La colère ne suffit pas à couvrir tout cela. Elle est plutôt rancunière, selon Soundos dans son nouveau spectacle de cabaret Bruit blanc. “Si un homme veut détruire mon intégrité en public, il devrait commencer à s’inquiéter.” Elle s’avère être l’opposé de Michelle Obama (Quand ils descendent bas, nous montons haut). Soundos : »Quand ils descendent bas, je descends plus bas !»

Alors attachez votre ceinture lors de la sixième prestation de Soundos El Ahmadi (43 ans), qui a également percé l’année dernière en Belgique après avoir participé à un quiz télévisé populaire. Elle en a assez des différents types d’hommes et elle le fera savoir, une promesse ou une menace déjà annoncée dans le numéro de fréquentation. Les déclarations méchantes à son sujet de Johan Derksen et Wilfred Genee ont été remixées dans une sorte de rap. Leurs critiques ne la rebutent pas, tel est le message.

Selon Soundos, les hommes sont juste un peu plus bêtes. Selon les recherches, les garçons ont six ans de retard sur les filles. “Et parfois, ils ne rattrapent jamais leur retard.” Pour illustrer, elle raconte des histoires drôles sur son fils et son mari. Cette dernière dort la nuit avec un sourire heureux pendant qu’elle reste éveillée, inquiète pour le monde et sa vie. Le membre du Comeytrain est habile à servir ce type de désagréments avec juste ce qu’il faut de grossièreté et d’exagération comique. Êtes-vous assise sur le canapé avec votre mari et lorsqu’on vous demande à quoi il pense, la réponse est « rien » ? « Croyez-le ! Ne discutez pas avec ce pauvre imbécile : il ne pense à rien.

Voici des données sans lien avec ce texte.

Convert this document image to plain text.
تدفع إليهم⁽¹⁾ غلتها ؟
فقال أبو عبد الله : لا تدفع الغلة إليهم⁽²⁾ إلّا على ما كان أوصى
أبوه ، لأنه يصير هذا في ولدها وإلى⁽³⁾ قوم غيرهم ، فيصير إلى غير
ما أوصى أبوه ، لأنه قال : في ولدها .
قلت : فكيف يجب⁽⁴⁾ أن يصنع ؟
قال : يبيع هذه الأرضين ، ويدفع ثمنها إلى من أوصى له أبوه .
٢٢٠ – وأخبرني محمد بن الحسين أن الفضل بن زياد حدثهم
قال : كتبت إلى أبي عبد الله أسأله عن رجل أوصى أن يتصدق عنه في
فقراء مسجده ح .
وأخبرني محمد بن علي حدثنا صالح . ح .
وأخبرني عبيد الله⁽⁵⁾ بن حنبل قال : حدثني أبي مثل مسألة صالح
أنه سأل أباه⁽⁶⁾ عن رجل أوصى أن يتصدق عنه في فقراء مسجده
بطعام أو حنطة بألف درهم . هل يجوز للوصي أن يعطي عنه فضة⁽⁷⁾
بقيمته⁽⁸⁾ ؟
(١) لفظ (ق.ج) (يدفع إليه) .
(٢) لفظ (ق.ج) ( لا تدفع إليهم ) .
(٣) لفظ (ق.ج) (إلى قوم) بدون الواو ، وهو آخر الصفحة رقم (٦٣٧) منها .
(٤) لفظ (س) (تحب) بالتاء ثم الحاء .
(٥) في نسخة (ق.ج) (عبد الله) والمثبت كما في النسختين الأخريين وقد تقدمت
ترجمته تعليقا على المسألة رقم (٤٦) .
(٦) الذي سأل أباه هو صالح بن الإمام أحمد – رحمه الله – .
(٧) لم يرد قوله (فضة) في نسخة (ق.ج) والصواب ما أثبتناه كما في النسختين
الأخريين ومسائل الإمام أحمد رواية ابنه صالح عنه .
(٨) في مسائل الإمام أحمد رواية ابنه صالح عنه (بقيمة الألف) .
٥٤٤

Une stupidité d’un autre calibre les rencontre sur une route provinciale. Lorsque deux démons de la vitesse sont sur ses talons et qu’après une manœuvre de dépassement, ils s’enfuient de quelques majeurs, une fureur sans précédent s’empare de Soundos. Elle explique en détail comment elle harcèle ensuite les hommes à un feu rouge, démontrant ainsi sa capacité à se mettre en colère contre des formes d’injustice, même les plus insignifiantes. Vous pourriez ressentir de l’admiration à ce sujet, mais l’anecdote n’est pas vraiment intéressante ni drôle.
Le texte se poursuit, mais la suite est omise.